15. The micro-controller circuit as claimed in claim 13, wherein:

in a first processing period, the control circuit turns on some of the convolution calculation circuits according to the detection signal before the convolution operation of each convolution layer is performed,

the turned-on convolution calculation circuits in the first processing period generate a first calculation result,

in a second processing period, the control circuit turns on some of the convolution calculation circuits according to an amount of data of the first calculation results before the convolution operation of each convolution layer is performed,

the turned-on convolution calculation circuits in the second processing period generate a second calculation result,

in a third processing period:

the control circuit determines processing time according to a frame rate,

the control circuit calculates the sum of the first processing period and the second processing period, and

before the convolution operation of each convolution layer is performed, the control circuit turns on some of the convolution calculation circuits according to a difference between the processing time and the total time of the first processing period and the second processing period.

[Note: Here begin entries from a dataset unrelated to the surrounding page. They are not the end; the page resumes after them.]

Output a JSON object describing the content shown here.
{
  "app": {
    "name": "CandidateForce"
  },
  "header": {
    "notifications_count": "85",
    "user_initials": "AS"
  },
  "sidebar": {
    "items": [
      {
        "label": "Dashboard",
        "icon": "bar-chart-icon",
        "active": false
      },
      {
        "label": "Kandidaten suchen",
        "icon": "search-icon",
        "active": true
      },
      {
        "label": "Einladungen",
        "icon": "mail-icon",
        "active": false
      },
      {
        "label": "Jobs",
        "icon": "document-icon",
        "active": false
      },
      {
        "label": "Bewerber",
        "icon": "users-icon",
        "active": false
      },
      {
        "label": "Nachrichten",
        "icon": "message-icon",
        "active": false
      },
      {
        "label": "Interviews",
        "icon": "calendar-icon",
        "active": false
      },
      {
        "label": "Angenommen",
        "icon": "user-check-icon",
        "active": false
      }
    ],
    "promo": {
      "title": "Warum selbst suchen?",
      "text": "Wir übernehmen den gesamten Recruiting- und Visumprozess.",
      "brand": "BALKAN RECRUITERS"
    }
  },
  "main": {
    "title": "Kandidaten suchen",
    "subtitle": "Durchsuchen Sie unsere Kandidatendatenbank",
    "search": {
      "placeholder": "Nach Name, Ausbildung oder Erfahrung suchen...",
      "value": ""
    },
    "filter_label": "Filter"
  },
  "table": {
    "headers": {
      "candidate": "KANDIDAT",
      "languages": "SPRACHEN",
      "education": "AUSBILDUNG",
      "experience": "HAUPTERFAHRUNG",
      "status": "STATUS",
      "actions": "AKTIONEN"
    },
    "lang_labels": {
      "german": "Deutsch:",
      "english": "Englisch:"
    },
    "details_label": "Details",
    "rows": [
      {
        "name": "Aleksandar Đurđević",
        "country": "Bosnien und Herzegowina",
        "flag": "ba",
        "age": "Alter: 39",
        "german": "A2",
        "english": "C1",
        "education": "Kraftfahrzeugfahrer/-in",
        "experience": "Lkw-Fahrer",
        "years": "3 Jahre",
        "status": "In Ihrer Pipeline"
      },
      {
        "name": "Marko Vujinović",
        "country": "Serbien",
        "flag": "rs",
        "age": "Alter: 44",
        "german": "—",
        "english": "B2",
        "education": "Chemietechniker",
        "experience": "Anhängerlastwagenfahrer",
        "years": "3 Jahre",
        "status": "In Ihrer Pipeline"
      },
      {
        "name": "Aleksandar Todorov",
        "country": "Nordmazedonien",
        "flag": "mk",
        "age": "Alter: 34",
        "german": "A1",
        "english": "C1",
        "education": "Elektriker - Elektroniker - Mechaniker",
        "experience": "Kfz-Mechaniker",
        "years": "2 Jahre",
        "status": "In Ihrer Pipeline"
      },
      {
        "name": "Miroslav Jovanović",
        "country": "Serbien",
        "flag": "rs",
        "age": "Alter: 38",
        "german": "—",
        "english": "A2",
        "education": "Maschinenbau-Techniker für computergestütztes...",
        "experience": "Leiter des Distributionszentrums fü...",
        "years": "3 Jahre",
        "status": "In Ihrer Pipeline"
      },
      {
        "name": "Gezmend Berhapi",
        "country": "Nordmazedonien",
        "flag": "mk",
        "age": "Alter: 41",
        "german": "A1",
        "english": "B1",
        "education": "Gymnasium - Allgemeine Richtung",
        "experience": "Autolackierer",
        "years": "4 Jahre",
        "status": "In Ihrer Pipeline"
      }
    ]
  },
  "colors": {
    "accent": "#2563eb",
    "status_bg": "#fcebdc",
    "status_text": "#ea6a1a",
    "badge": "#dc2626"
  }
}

16. The micro-controller circuit as claimed in claim 15, wherein:

in the second processing period, the control circuit turns on some of the convolution calculation circuits according to the detection signal and the amount of data of the first calculation result, and

in the third processing period, the control circuit turns on some of the convolution calculation circuits according to the amount of data of the second calculation results and the difference between the processing time and the total time of the first processing period and the second processing period.

17. The micro-controller circuit as claimed in claim 16, wherein the number of turned-on convolution calculation circuits in the first processing period is higher than the number of turned-on convolution calculation circuits in the second processing period, and the number of turned-on convolution calculation circuits in the second processing period is higher than the number of turned-on convolution calculation circuits in the third processing period.

18. The micro-controller circuit as claimed in claim 17, wherein each of the convolution calculation circuits receives an activation signal, and in response to the activation signal being enabled, a corresponding convolution calculation circuit is turned on to perform the convolution operation.

19. The micro-controller circuit as claimed in claim 17, wherein the control circuit uses a look-up table or a machine learning model to determine the number of convolution calculation circuits to be turned on in the first processing period, the second processing period and the third processing period.

20. A control method for performing convolution operations of a plurality of convolution layers, comprising:

storing picture data in a storage circuit;

detecting an access state of the storage circuit within a fixed time interval;

determining the number of convolution calculation circuits to be turned on in each convolution layer in a first processing period according to the access state;

detecting a plurality of first calculation results generated by the turned-on convolution calculation circuits in the first processing period;

determining the number of convolution calculation circuits to be turned on in each convolution layer in a second processing period according to the amount of data of the first calculation results and the access state;

detecting a plurality of second calculation results generated by the turned-on convolution calculation circuits in the second processing period;

detecting a frame rate to determine processing time;

calculating total time of the first processing period and the second processing period;

calculating a difference between the processing time and the total time of the first processing period and the second processing period; and

determining the number of convolution calculation circuits to be turned on in each convolution layer in a third processing period according to the amount of data of the second calculation results and the difference between the processing time and the total time of the first processing period and the second processing period.